La thèse centrale est le rejet de toute séparation entre libéralisme économique et libéralisme politique, rejet clairement assumé par A. Laurent dans son ouvrage de 2002, La Philosophie libérale (2002), et qui le conduisait alors à condamner les définitions du libéralisme du Dictionnaire Robert de la langue française (1991) et du Grand Larousse universel (1997). Cette entreprise d’éradication lexicale, qui prend des libertés excessives avec la réalité des revendications, conduit, à partir de l’hypothèse de la cohérence du corps théorique libéral autour de propositions et principes affirmatifs réglant la libre interaction des individus en société, à vider la maison de l’encombrante présence de Rawls, Hobhouse ou Keynes. V. Valentin reprend ainsi les thèses exprimées par A. Laurent en 2006 (Le libéralisme américain. Histoire d’un détournement) n’hésitant pas à évoquer "la dérive américaine". En quoi consiste-t-elle ? En "l’abandon, ou la corruption, de l’héritage du libéralisme non seulement économique mais aussi politique" (p. 14). Ainsi, la thèse, pourtant parfaitement défendable, selon laquelle le libéralisme peut justifier aussi bien un Etat minimal qu’un Etat-providence, est-elle impitoyablement rejetée au prétexte qu’elle viderait de sa substance l’opposition avec le socialisme réformiste. Ce rejet implique celui de la primauté du libéralisme politique qui caractériserait le "libéralisme" américain.

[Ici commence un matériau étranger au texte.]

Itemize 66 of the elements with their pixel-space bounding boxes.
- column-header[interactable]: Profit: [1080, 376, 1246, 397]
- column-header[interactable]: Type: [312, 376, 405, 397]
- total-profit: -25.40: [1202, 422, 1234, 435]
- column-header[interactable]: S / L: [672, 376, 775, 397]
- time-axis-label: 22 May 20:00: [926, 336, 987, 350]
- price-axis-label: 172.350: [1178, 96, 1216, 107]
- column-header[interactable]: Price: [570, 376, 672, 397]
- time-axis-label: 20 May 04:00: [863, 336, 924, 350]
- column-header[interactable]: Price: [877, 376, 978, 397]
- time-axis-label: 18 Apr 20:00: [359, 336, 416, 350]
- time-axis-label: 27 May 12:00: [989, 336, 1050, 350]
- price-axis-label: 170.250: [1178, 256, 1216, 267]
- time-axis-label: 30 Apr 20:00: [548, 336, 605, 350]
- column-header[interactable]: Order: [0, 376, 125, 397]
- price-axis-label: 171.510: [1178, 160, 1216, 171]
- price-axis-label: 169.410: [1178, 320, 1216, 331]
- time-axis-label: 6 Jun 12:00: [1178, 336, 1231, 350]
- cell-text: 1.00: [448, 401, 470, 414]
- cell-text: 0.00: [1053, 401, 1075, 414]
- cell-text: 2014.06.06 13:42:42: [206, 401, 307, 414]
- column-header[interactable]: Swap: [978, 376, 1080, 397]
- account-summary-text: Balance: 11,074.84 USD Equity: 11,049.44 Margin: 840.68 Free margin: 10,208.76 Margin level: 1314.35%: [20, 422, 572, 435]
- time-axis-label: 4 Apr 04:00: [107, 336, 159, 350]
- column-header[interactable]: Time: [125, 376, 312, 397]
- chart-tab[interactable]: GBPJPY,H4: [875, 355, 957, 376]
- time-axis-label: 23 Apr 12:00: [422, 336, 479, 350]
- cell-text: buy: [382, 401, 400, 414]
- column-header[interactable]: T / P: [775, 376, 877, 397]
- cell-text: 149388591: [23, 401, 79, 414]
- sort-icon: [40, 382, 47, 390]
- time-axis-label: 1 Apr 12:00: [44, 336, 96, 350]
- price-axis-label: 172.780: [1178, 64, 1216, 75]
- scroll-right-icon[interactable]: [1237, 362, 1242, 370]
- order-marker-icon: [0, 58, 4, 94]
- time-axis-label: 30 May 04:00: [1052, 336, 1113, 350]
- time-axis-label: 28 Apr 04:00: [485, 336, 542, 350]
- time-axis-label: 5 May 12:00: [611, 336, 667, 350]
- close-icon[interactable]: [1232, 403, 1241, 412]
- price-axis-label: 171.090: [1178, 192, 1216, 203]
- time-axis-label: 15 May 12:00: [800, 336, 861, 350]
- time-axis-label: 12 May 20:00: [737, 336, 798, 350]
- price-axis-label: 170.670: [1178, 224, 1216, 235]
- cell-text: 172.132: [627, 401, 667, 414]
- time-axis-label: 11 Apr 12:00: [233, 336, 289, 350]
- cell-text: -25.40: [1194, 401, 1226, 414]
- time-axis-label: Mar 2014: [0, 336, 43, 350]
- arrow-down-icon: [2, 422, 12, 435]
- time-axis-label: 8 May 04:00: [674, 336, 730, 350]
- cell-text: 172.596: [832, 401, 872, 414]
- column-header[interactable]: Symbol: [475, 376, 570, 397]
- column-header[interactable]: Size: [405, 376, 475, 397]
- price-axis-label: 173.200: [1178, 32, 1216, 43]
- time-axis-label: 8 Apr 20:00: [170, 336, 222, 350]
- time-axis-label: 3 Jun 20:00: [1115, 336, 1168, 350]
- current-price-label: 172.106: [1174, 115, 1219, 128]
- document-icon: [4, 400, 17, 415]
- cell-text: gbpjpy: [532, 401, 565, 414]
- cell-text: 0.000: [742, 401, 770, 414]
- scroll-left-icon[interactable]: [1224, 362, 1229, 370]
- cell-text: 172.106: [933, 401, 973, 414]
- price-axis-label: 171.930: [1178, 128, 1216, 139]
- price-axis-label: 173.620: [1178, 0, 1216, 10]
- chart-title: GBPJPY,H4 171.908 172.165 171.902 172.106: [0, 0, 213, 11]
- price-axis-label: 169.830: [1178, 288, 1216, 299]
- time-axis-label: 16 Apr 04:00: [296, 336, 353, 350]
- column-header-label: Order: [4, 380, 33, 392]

Sans nier que l’on puisse légitimement rechercher dans une généalogie intellectuelle des éléments qui valident le point de vue du caractère indissociable de l’économique et du politique, la thèse opposée ne constitue nullement une "mythologie naïve" (selon l’expression de Michéa). Il est, en effet, décisif de ne pas confondre le libéralisme politique, centré sur la préservation des libertés individuelles, l’expression des droits politiques, le pluralisme et la limitation réciproque des pouvoirs, et le libéralisme économique, fondé sur la régulation par le marché comme ultime horizon d’un fonctionnement libre et qui, dès lors, exclut l’alliance entre démocratie, anticapitalisme et libéralisme politique. D’ailleurs, en langue italienne, entre liberismo (en français libérisme), qui désigne le libéralisme économique, et liberalismo, qui signifie libéralisme politique, la distinction est particulièrement claire et semble remonter à Croce en 1927   . Elle n’est évidemment pas ignorée des auteurs qui ont l’honnêteté d’insérer dans leur recueil des textes de Gobetti et de Croce.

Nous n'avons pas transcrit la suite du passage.